Postcard from Phase 3 - Masks On in Abbotstown

Wed, Jul 08 2020

None Credit: Martin Doherty (ETPhotos)

Andrew Dempsey reports from outside his house for the first time in months

Republic of Ireland manager Stephen Kenny has had a more unique inauguration as senior boss to most, that much is quite clear.

Giovanni Trappatoni was unveiled at the RDS, Martin O’Neill was at the Gibson Hotel while Mick McCarthy was also spoke to by the media for the first time in the bowels of the Aviva Stadium.

Stephen Kenny on the other hand, was afforded no such luxuries. His first press conference as manager took place through a Microsoft Teams conference call, and his second – while a bit more normal – was still not the normal we once knew of.

The FAI Headquarters in Abbotstown are secluded to say the least – you think you’re there and then you’re still not there. Oh yeah, and as this reporter once found out, it is effectively an extra fiver in a taxi journey from the main entrance to the Sport Ireland campus.

For this reporter who was there to witness the first Stephen Kenny post-lockdown press conference – it was strange.
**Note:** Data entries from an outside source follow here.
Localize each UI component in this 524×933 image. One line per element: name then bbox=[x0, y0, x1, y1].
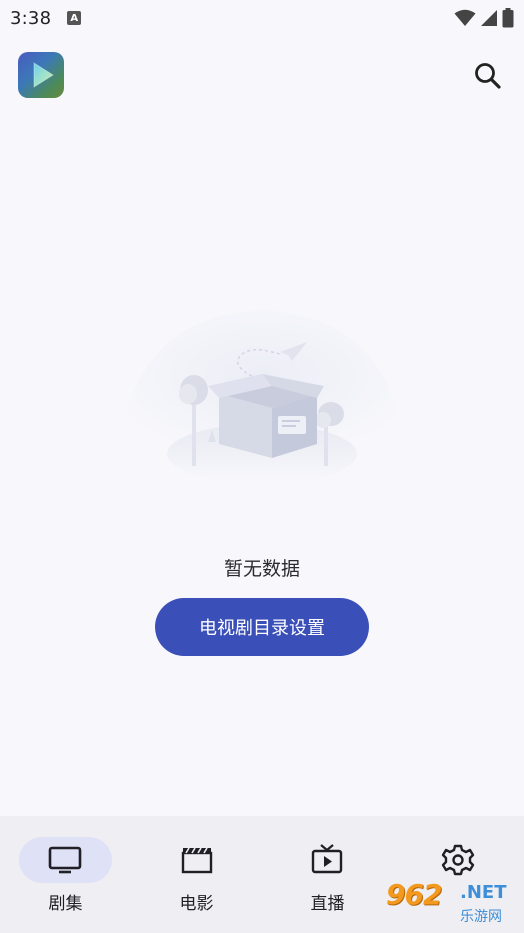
wifi-icon bbox=[454, 9, 476, 26]
watermark-logo: 962 .NET 乐游网 bbox=[386, 878, 518, 930]
nav-tab-live[interactable]: 直播 bbox=[262, 816, 393, 933]
cellular-signal-icon bbox=[481, 10, 497, 26]
watermark-main: 962 bbox=[386, 878, 442, 911]
app-bar bbox=[0, 46, 524, 106]
empty-box-illustration bbox=[112, 306, 412, 496]
nav-tab-series[interactable]: 剧集 bbox=[0, 816, 131, 933]
empty-state-message: 暂无数据 bbox=[223, 558, 300, 580]
status-time: 3:38 bbox=[10, 7, 52, 29]
movie-clapper-icon bbox=[181, 847, 213, 874]
notification-icon: A bbox=[67, 11, 82, 25]
tv-icon bbox=[48, 846, 82, 874]
settings-gear-icon bbox=[441, 844, 475, 876]
play-logo-icon[interactable] bbox=[18, 52, 64, 98]
search-icon bbox=[475, 63, 501, 89]
status-icons bbox=[454, 8, 514, 28]
nav-tab-movies[interactable]: 电影 bbox=[131, 816, 262, 933]
status-bar: 3:38 A bbox=[0, 0, 524, 36]
live-tv-icon bbox=[311, 844, 343, 874]
watermark-net: .NET bbox=[460, 882, 507, 903]
nav-label-series: 剧集 bbox=[48, 894, 83, 914]
tv-catalog-settings-button[interactable]: 电视剧目录设置 bbox=[155, 598, 369, 656]
watermark-sub: 乐游网 bbox=[460, 909, 502, 925]
nav-label-live: 直播 bbox=[310, 894, 345, 914]
nav-label-movies: 电影 bbox=[179, 894, 214, 914]
battery-icon bbox=[502, 8, 514, 28]
search-button[interactable] bbox=[472, 60, 504, 92]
Rather than all the assembled media heading into a media room all at once, it was staggered – with different types of media handed staggered starting times to begin speaking to the new Ireland boss.

First up was the photo shoot, second was the television interview, online sites (like ourselves at were up next and then the rest of the day was arranged for the newspapers.

From the start, it was a surreal experience – from getting in a taxi that had a Perspex screen between myself and the driver, to wearing a mask throughout the duration of the visit to FAI HQ.  

Socially distant conversations were had by all, but this new normal will take another while to get used to at least. God bless us all at League of Ireland press boxes!

After a while, we were brought inside FAI HQ to the boardroom – who would have ever thought you would be listening to a former Longford Town manager from inside a FAI boardroom?

The room – which was sanitised both before and after our visit – would remind one of being inside a college tutorial, with the uncanny and somewhat bizarre similarities of sitting in front of a tutor while they spoke (well in my case anyway…).

If anything, that was the only thing that felt somewhat ‘normal’. We placed our phones on a tray that a member of the FAI staff passed around before it was placed in front of the man himself.

Maybe that was normal too. Then again, we were all sitting two metres away from each other so that probably made it feel less normal.

And despite all the current upheaval both inside and outside Abbotstown caused by the current Covid-19 pandemic – Kenny remained his passionate and thoughtful self.

Strikingly, the former Dundalk boss, along with his backroom team of Damien Duff, Keith Andrews and Ruaidhri Higgins will be the first to base themselves from within Abbotstown for the most part.

“Football needs to be the centre of the FAI. Myself, Keith Andrews, Damien Duff, Ruaidhri Higgins – we all live in Ireland. That’s never happened before, where the whole management team is based in Ireland.

“We will be based in Abbotstown, that doesn’t happen,” Kenny said this morning. “That office inside has probably been vacant a lot of the time, as managers have traditionally lived abroad.”

Kenny spoke, we listened, and that was generally that. Nothing too spectacular – Slovakia, potential call-ups and three at the back – that was that really.

There was a number of notable things mentioned by the former Lilywhite boss – from talking down hopes of a potential call-up for Will Smallbone against Slovakia to speaking about what behind closed doors games may look like.

Football will be coming back very soon; the barbers are open, and the carnage that is Dublin City on Friday and Saturday night’s is beginning to re-emerge – but rest assured this new normal isn’t all that normal.

Hand sanitisers, face masks and staggered media briefings – we’ll take it, and it is greatly appreciated that the FAI were willing to open up its doors to the media in these strange times.

It’s not what we’re used to but it’s good to be back out there in some capacity – and as one reporter put it today ‘without trying to sound old isn’t it great to see people again,’ that, it most certainly was.